The Regions of Climate Action network estimates that $7 trillion will be displaced from the traditional economy in five years, into decarbonization projects. Some Brazilian companies have already issued “green bonds” to attract investments in “green” projects validated by external evaluations. How does the Bank see these initiatives?
We look favorably to the potential driver of multiple objective funds. However, the reality is that, unless the financial return is there, investors will not come. To attract money to areas such as environment or that generate significant social externalities, usually public incentives are needed, either through the purchase of emission reductions, subsidies or regulatory measures that encourage the reallocation of resources, for example, to greener investments. The World Bank has been making efforts to create such incentives and find ways to leverage public resources with private funding for social and environmental goals. In Brazil, this market still has a lot to advance. With or without social and environmental objectives and associated incentives, there’s plenty of room to increase the role of capital markets in financing investments here.
Agribusiness expanded the agricultural frontier in northern Brazil, which is lacking in infrastructure.

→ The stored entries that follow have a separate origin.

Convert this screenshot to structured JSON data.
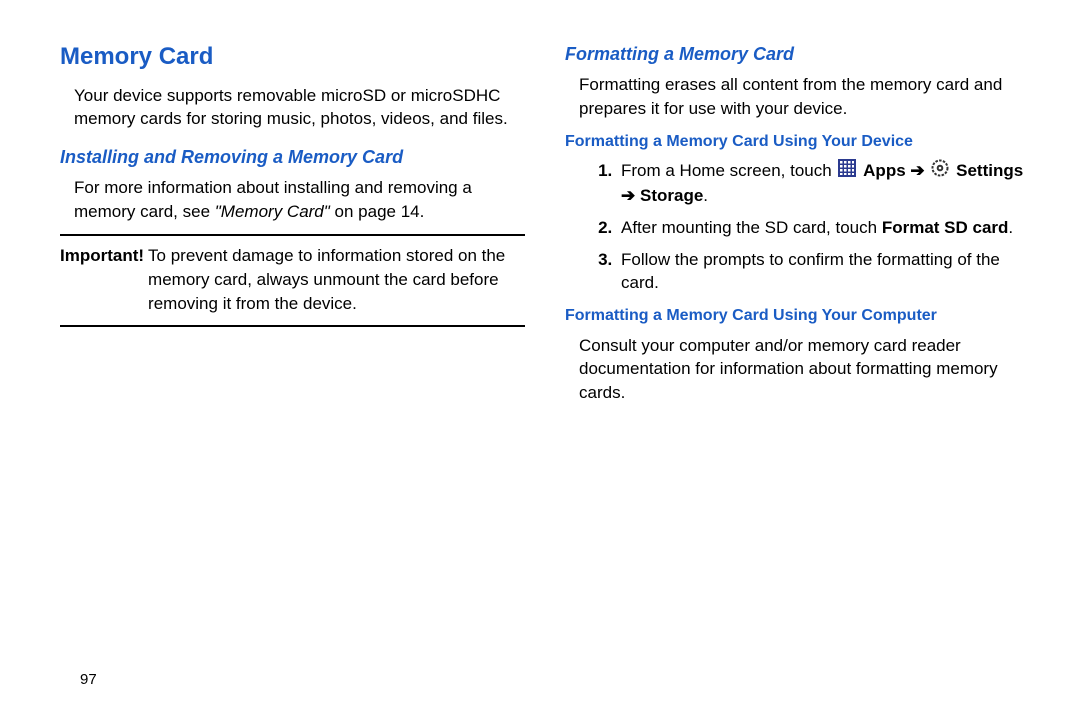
{
  "left": {
    "heading": "Memory Card",
    "intro": "Your device supports removable microSD or microSDHC memory cards for storing music, photos, videos, and files.",
    "subheading1": "Installing and Removing a Memory Card",
    "para1_a": "For more information about installing and removing a memory card, see ",
    "para1_ref": "\"Memory Card\"",
    "para1_b": " on page 14.",
    "note_label": "Important!",
    "note_text": "To prevent damage to information stored on the memory card, always unmount the card before removing it from the device."
  },
  "right": {
    "heading": "Formatting a Memory Card",
    "intro": "Formatting erases all content from the memory card and prepares it for use with your device.",
    "sub1": "Formatting a Memory Card Using Your Device",
    "step1_a": "From a Home screen, touch ",
    "step1_apps": " Apps ",
    "step1_settings": " Settings ",
    "step1_storage": " Storage",
    "step2_a": "After mounting the SD card, touch ",
    "step2_b": "Format SD card",
    "step3": "Follow the prompts to confirm the formatting of the card.",
    "sub2": "Formatting a Memory Card Using Your Computer",
    "para2": "Consult your computer and/or memory card reader documentation for information about formatting memory cards."
  },
  "page_number": "97",
  "icons": {
    "arrow": "➔"
  }
}
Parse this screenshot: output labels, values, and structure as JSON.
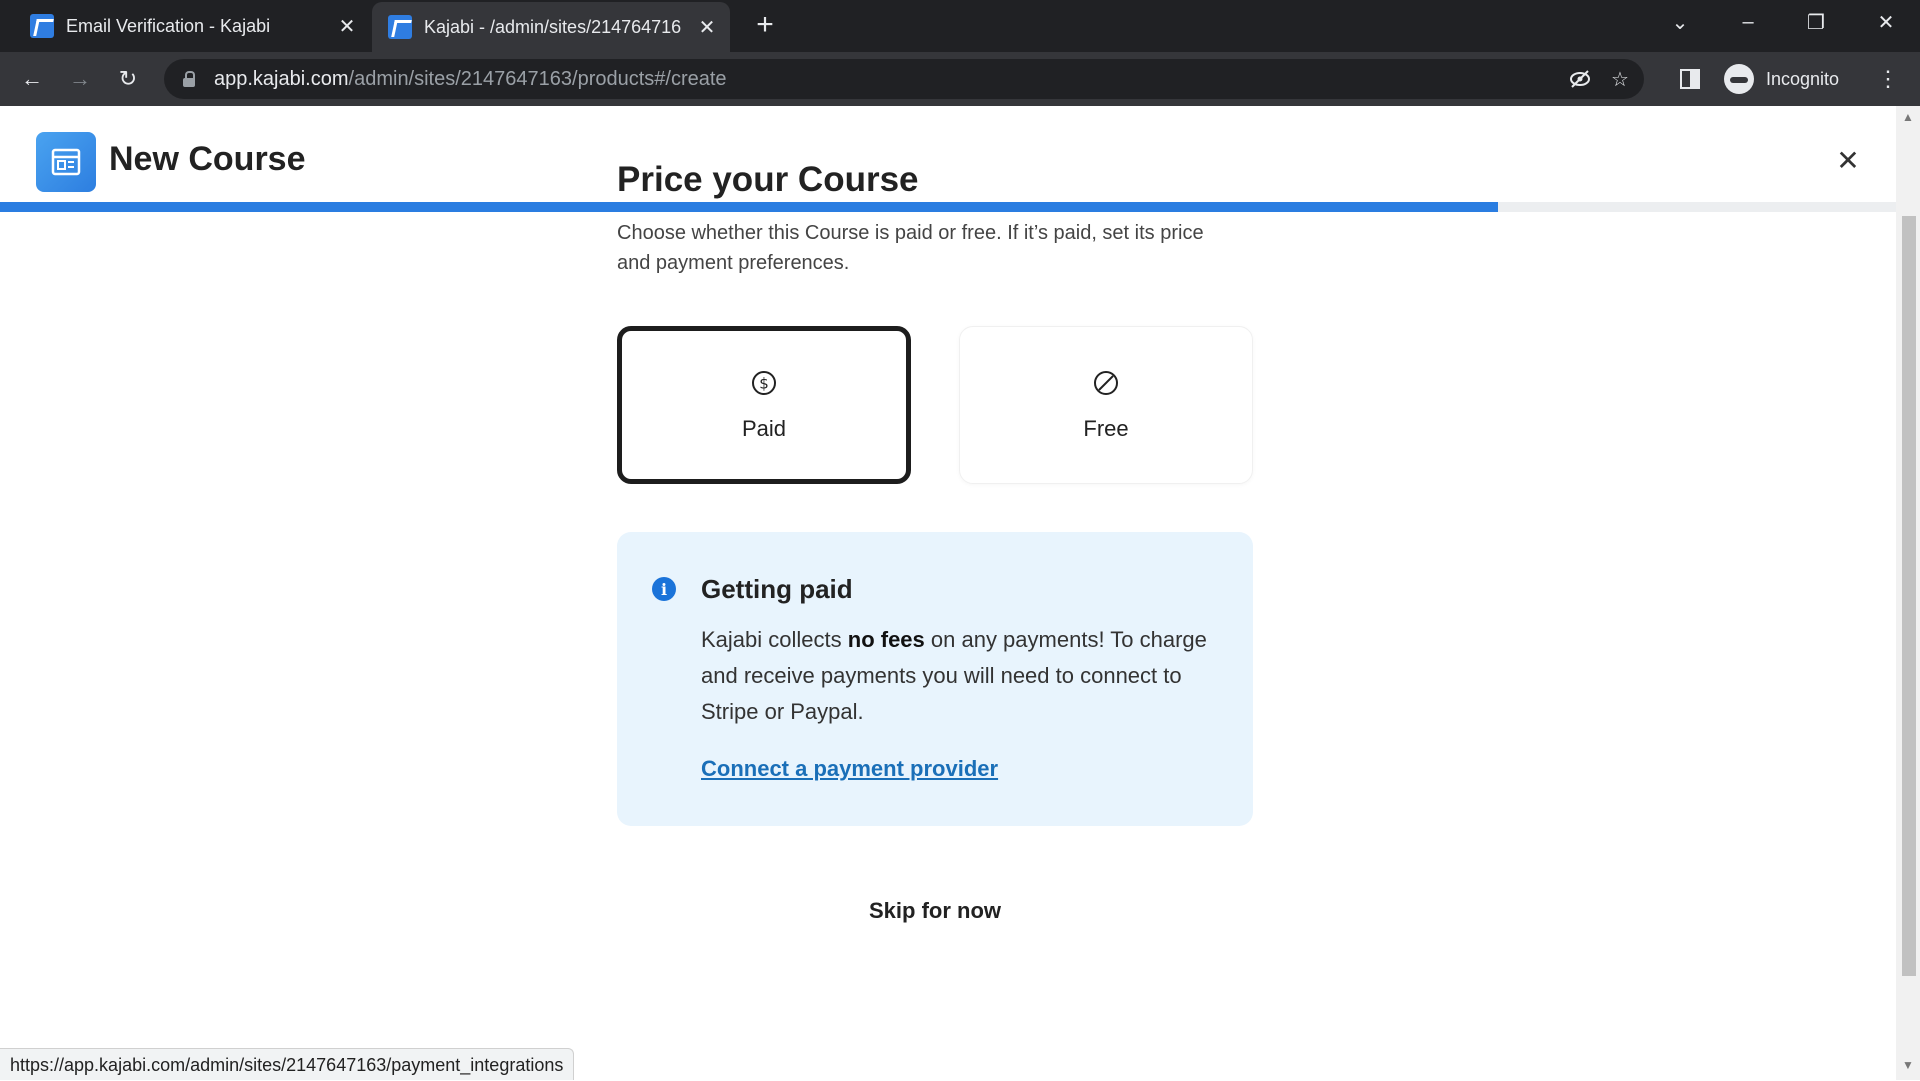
{
  "browser": {
    "tabs": [
      {
        "title": "Email Verification - Kajabi",
        "active": false
      },
      {
        "title": "Kajabi - /admin/sites/214764716",
        "active": true
      }
    ],
    "url_host": "app.kajabi.com",
    "url_path": "/admin/sites/2147647163/products#/create",
    "profile_label": "Incognito",
    "status_url": "https://app.kajabi.com/admin/sites/2147647163/payment_integrations"
  },
  "header": {
    "title": "New Course",
    "progress": 0.79
  },
  "main": {
    "heading": "Price your Course",
    "description": "Choose whether this Course is paid or free. If it’s paid, set its price and payment preferences.",
    "options": [
      {
        "label": "Paid",
        "icon": "dollar-circle-icon",
        "selected": true
      },
      {
        "label": "Free",
        "icon": "prohibited-circle-icon",
        "selected": false
      }
    ],
    "info": {
      "title": "Getting paid",
      "body_before": "Kajabi collects ",
      "body_bold": "no fees",
      "body_after": " on any payments! To charge and receive payments you will need to connect to Stripe or Paypal.",
      "link": "Connect a payment provider"
    },
    "skip_label": "Skip for now"
  },
  "colors": {
    "accent": "#2a7de1",
    "info_bg": "#e8f4fd",
    "link": "#1a6fb8"
  }
}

However, according to the National Confederation of Agriculture, the transport costs between the production site and the ports can prevent the Country to assume the global agribusiness leadership until 2020. Does the Bank have some action in the area?
We have provided consulting on highway concessions at national and state levels and also did some work to increase railroads and ports efficiency, reducing export costs. It is important that these transport routes are properly planned and discussed with the parties affected, since some ambitious projects, particularly those that traverse forests or protected areas, face resistance. We’re happy to help in these discussions with international experience, as IFC did, for example, in the development of principles for the sustainable investment in the Amazon region, together with Fundação Getúlio Vargas (FGV) and BNDES.
Only 40% of the Brazilian population have access to sanitation and only 60% have treated water. Can the Bank assist in project design trainings?
We certainly can, although our resources are limited. Our IFC colleagues already have a project preparation unit with BNDES. The IFC team has already been involved, for example, on the SABESP’s advisory. The World Bank is working with Caixa Economica Federal to develop a new funding model combined with technical assistance to municipalities. We have also selected some projects at state and municipal levels for sanitation infrastructure investments, which include a technical assistance component.